Par étapes, le réseau s'est ensuite modernisé : implantation de pompes pour la mise en pression, remplacement des conduites en plomb, installation de bornes incendie et dispositif de collecte et de traitement des eaux usées.

 

Je terminerai en mettant l'accent sur une particularité intéressante du point de vue hydrologique bien connue des promeneurs : le Trou du Baignon.

C'est une cavité de forme ovale ( 50 mètres par 20 environ) dont la profondeur avoisine 10 mètres .

Cette curiosité est située sur l'ancien passage du ru, Le Baignon.
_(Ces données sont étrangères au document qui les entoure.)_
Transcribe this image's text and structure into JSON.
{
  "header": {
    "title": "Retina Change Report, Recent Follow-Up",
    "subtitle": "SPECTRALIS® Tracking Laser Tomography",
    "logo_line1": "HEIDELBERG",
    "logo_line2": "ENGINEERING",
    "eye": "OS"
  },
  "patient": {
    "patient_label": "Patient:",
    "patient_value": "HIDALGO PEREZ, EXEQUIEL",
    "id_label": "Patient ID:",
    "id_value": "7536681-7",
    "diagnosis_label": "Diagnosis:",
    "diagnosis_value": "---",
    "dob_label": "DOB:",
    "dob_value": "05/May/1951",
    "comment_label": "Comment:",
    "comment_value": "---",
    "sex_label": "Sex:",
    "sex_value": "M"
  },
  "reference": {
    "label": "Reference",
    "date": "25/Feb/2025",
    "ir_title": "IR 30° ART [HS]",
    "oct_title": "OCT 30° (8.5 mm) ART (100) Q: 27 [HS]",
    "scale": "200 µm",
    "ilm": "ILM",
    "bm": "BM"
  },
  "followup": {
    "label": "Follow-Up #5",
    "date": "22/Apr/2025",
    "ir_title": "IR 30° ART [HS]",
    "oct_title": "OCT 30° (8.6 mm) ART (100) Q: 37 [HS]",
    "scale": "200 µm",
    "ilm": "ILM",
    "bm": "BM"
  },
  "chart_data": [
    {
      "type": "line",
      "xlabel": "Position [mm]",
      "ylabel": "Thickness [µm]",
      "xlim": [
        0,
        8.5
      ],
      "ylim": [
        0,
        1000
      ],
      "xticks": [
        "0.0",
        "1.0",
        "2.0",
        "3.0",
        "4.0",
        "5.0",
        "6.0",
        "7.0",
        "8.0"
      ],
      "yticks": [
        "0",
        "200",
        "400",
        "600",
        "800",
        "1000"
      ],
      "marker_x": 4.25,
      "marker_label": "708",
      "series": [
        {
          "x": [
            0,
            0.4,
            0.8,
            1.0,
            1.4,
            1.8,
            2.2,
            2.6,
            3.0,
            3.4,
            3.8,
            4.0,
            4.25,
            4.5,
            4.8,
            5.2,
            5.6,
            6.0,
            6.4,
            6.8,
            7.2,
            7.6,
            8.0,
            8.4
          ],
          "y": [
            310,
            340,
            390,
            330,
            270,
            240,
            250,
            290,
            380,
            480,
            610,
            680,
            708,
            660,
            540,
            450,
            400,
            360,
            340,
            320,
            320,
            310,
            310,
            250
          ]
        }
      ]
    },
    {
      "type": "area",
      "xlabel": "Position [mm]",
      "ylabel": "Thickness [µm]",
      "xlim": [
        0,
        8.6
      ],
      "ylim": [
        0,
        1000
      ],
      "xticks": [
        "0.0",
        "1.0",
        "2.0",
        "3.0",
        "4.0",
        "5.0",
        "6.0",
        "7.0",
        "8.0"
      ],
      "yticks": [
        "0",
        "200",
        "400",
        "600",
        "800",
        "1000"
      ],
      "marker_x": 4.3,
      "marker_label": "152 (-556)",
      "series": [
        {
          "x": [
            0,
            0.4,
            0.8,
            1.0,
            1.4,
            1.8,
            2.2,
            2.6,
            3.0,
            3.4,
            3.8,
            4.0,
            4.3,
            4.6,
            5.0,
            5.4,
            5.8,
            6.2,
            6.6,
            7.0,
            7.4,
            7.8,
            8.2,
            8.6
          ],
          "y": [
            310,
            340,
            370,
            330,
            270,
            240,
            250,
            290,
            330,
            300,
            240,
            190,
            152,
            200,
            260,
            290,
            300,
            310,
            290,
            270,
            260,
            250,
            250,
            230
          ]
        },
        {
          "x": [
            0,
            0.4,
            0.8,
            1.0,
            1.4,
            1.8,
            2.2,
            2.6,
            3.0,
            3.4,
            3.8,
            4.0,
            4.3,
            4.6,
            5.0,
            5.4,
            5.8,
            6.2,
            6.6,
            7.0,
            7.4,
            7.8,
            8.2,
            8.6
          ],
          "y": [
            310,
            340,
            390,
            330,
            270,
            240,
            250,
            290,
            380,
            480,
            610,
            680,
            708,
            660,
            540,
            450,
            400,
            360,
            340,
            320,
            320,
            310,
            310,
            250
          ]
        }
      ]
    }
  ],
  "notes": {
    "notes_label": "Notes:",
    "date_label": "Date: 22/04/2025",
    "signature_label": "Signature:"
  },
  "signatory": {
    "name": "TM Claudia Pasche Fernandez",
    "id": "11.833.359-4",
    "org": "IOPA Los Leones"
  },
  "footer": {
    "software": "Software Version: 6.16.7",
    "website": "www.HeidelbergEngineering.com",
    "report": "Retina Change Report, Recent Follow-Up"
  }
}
Au fond de ce trou coule toujours de l'eau provenant d'une résurgence. En saison de pluie, cette cavité se remplit totalement d'une eau très bleue, laissant pressentir la présence peut-être de minerai de cuivre.

En fait, il ne s'agit que d'un phénomène tout à fait naturel. La couleur bleue est la caractéristique des résurgences de nappes souterraines en sol calcaire. Elle est obtenue par la réverbération de la lumière sur les micro particules contenues dans l'eau.

Le Baignon vu du ciel
Le Baignon vu du ciel

Le Baignon à la fin de l'hiver
Le Trou du Baignon plein

 


Quand le Baignon se met à couler...

Complément d'article

En discutant avec les "anciens" du village, il semblerait qu'un 1er lavoir ait été construit à proximité du trou du Baignon.

En se promenant aux abords, on retrouve en effet des traces de constructions (pierres rangées) qui seraient à l'origine de ce 1er lavoir.

Au passage, nous remarquons ici que le trou du Baignon ne contient point d'eau. Cela signifie tout simplement que le niveau de la source est plus bas que d'habitude à cette période de l'année.